Why are home prices rarely looked at from the buyer’s perspective and that falling prices make homes more affordable for those who are looking to purchase? This idea of ever-increasing home prices perpetuates this ill-conceived notion that homes provide an infallible savings program despite the economic climate. When will people recognize this simple equation: for every seller, there must be a buyer. For every swing in prices, there is a party who benefits and a party who suffers. One can’t always parlay their current house into a bigger house because it will always gain in value.

But we should know this by now. How long has the government (through the Federal Reserve) been artificially depressing interest rates and flooding the market with newly printed money in order to pander to their constituents and keep up this ruse that everyone must own a house? Rather than continuing to wreck this economy with their never ending bailouts, their “investment” of tax payers money into programs like Fannie and Freddie, and their ongoing war against falling housing prices – why don’t they let the market determine housing prices and interest rates? Well, then we wouldn't need our benevolent leaders and central planners, would we?

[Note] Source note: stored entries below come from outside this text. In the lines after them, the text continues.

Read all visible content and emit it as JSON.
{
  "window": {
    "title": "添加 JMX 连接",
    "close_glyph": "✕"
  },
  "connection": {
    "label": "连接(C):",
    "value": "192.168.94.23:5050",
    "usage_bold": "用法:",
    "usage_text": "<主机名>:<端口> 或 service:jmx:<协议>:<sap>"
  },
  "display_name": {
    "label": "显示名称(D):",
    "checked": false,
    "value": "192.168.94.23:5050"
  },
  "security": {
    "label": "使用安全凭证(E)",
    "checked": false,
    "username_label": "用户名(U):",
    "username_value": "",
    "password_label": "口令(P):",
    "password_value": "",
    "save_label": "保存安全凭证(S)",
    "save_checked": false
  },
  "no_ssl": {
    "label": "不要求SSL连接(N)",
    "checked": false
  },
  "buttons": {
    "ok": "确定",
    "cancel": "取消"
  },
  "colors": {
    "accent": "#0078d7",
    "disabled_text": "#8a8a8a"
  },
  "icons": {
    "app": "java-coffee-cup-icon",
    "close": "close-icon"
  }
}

When money is so cheap, why NOT borrow and spend? What is the incentive to save? So you can make a measly 2% in a savings bond or a CD? That doesn’t even keep up with even the official CPI as tracked by the Labor Bureau (not to mention what CPI would be if they would actually compute it the way they used to or include such costs like energy and food).

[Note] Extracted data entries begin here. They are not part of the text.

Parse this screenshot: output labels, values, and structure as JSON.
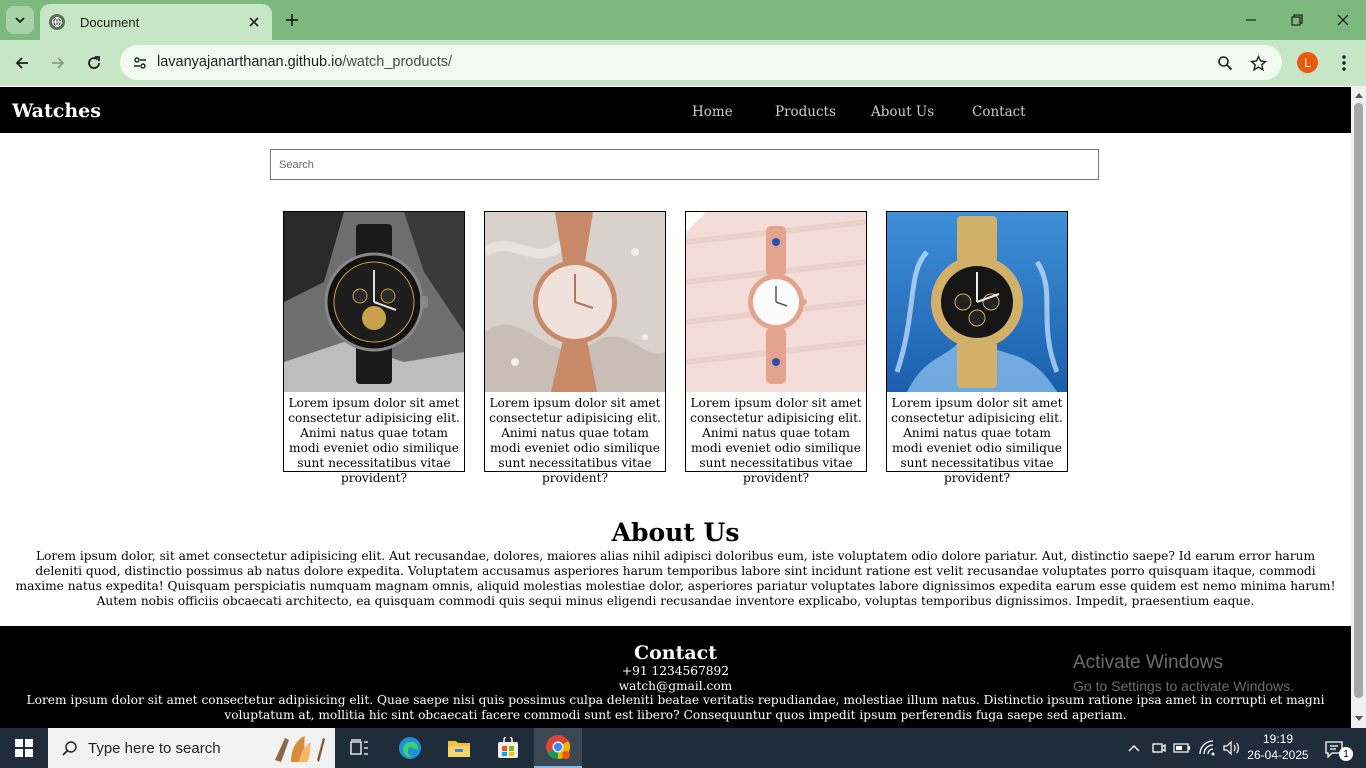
{
  "browser": {
    "tab_title": "Document",
    "url_host": "lavanyajanarthanan.github.io",
    "url_path": "/watch_products/",
    "profile_initial": "L"
  },
  "site": {
    "brand": "Watches",
    "nav": [
      "Home",
      "Products",
      "About Us",
      "Contact"
    ],
    "search_placeholder": "Search",
    "products": [
      {
        "text": "Lorem ipsum dolor sit amet consectetur adipisicing elit. Animi natus quae totam modi eveniet odio similique sunt necessitatibus vitae provident?",
        "image": "black-chronograph-watch"
      },
      {
        "text": "Lorem ipsum dolor sit amet consectetur adipisicing elit. Animi natus quae totam modi eveniet odio similique sunt necessitatibus vitae provident?",
        "image": "rose-gold-mesh-watch"
      },
      {
        "text": "Lorem ipsum dolor sit amet consectetur adipisicing elit. Animi natus quae totam modi eveniet odio similique sunt necessitatibus vitae provident?",
        "image": "pink-bracelet-watch"
      },
      {
        "text": "Lorem ipsum dolor sit amet consectetur adipisicing elit. Animi natus quae totam modi eveniet odio similique sunt necessitatibus vitae provident?",
        "image": "gold-chronograph-watch"
      }
    ],
    "about": {
      "title": "About Us",
      "text": "Lorem ipsum dolor, sit amet consectetur adipisicing elit. Aut recusandae, dolores, maiores alias nihil adipisci doloribus eum, iste voluptatem odio dolore pariatur. Aut, distinctio saepe? Id earum error harum deleniti quod, distinctio possimus ab natus dolore expedita. Voluptatem accusamus asperiores harum temporibus labore sint incidunt ratione est velit recusandae voluptates porro quisquam itaque, commodi maxime natus expedita! Quisquam perspiciatis numquam magnam omnis, aliquid molestias molestiae dolor, asperiores pariatur voluptates labore dignissimos expedita earum esse quidem est nemo minima harum! Autem nobis officiis obcaecati architecto, ea quisquam commodi quis sequi minus eligendi recusandae inventore explicabo, voluptas temporibus dignissimos. Impedit, praesentium eaque."
    },
    "contact": {
      "title": "Contact",
      "phone": "+91 1234567892",
      "email": "watch@gmail.com",
      "text": "Lorem ipsum dolor sit amet consectetur adipisicing elit. Quae saepe nisi quis possimus culpa deleniti beatae veritatis repudiandae, molestiae illum natus. Distinctio ipsum ratione ipsa amet in corrupti et magni voluptatum at, mollitia hic sint obcaecati facere commodi sunt est libero? Consequuntur quos impedit ipsum perferendis fuga saepe sed aperiam."
    }
  },
  "watermark": {
    "line1": "Activate Windows",
    "line2": "Go to Settings to activate Windows."
  },
  "taskbar": {
    "search_placeholder": "Type here to search",
    "time": "19:19",
    "date": "26-04-2025",
    "notification_count": "1",
    "apps": [
      "task-view",
      "edge",
      "file-explorer",
      "microsoft-store",
      "chrome"
    ]
  },
  "colors": {
    "tabbar": "#7db87e",
    "toolbar": "#c7e6c5",
    "site_nav": "#000000",
    "footer": "#000000",
    "taskbar": "#1f2d3a"
  }
}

As is always the case, there are ebbs and flows in the markets. The best thing that could happen right now is for home prices to fall and interest rates to rise. Higher interest rates will effectively create a stockpile of aggregate capital that can be used to finance our inevitable future spending binge once pressure is put on the Fed to drop rates again. But if you get rid of the Fed, and get government out of the business of money management and central planning, markets will correct – and home prices will become more desirable.

That is if one does the unthinkable and looked at the situation through the lens of the buyer.